While he was in there, his mom was determined to help her son see life in a different light, to show him that there is life beyond the bullies, that there are more people who love and who care than people who don’t, and that the hard times will pass.
So with that, Mrs. Brocklebank posted a plea on Facebook asking friends and family to write her son a letter to remind the boy that they love him. It was a simple request and she only expected a couple of letters.
But when she opened her mailbox, she was shocked.
Thousands of heartfelt letters came from strangers around the world, all addressed to her son, Noah.
“I know it’s hard to believe right now but life gets better I promise” one letter read. Those letters comforted Noah and he found friends in the thousands of letters he never knew he had and words of kindness he never thought he would receive.
Although it may be just ink on paper, it’s the sincerity and love with which each letter is written that slowly but surely melted away her son’s dark thoughts and feelings.

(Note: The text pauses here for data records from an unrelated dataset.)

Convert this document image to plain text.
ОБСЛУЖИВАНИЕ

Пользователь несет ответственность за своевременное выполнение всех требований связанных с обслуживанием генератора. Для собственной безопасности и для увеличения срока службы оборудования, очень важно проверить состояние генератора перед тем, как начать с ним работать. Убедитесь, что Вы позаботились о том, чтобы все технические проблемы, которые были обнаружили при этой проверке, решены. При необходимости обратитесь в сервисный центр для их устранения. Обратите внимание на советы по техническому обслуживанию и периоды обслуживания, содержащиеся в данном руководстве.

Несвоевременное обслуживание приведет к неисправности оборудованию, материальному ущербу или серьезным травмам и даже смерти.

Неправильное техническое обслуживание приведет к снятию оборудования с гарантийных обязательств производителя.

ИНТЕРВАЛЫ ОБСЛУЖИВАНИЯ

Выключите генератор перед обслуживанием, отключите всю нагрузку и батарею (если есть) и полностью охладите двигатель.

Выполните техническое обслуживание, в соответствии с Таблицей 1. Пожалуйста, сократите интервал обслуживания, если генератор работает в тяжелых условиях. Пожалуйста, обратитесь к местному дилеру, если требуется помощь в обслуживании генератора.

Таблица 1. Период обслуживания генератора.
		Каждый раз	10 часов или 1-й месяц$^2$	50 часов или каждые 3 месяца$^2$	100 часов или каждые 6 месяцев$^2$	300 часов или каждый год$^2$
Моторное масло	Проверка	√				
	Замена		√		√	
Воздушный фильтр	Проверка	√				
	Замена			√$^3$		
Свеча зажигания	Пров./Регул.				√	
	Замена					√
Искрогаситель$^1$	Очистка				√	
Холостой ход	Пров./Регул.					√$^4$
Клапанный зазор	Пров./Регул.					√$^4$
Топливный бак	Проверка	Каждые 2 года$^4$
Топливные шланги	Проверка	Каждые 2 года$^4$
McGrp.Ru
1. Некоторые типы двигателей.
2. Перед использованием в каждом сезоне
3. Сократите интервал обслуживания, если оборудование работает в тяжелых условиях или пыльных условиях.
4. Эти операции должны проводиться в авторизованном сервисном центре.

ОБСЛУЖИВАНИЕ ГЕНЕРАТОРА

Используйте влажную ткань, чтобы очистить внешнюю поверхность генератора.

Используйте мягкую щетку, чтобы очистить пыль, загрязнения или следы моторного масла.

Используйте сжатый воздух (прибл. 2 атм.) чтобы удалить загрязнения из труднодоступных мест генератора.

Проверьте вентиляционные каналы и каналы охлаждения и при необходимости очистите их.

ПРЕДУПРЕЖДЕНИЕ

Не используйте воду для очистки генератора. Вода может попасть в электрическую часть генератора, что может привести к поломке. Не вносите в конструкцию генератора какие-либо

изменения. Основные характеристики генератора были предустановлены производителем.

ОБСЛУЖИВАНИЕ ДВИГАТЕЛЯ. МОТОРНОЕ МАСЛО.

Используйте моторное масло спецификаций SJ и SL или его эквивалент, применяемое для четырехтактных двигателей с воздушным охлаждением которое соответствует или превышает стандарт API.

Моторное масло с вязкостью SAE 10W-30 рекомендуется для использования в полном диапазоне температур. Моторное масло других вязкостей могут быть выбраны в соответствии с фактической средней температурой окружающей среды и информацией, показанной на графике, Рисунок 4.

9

Noah’s mother was touched and overwhelmed by the thousands of letters of support and words of kindness strangers have sent in.
“It has totally restored my faith in humanity.”
It seems it’s had the same effect on Noah too. The biggest impact? It’s broadened the middle schoolers perspective, transformed his thinking, and filled his home with color, optimism, and love.
He told CBS, “I always focused on like the bad side of people like the bullies then I realized there are caring people out there that could be my friends.”
Now, whenever Noah’s feeling down, he has thousands of letters from friends across the 7 continents of the world to turn to for a kind word, a piece of advice, or just some company.
“I’m not going to be done reading my letters until I’m like your age,” Noah told Steve Hartman with CBS.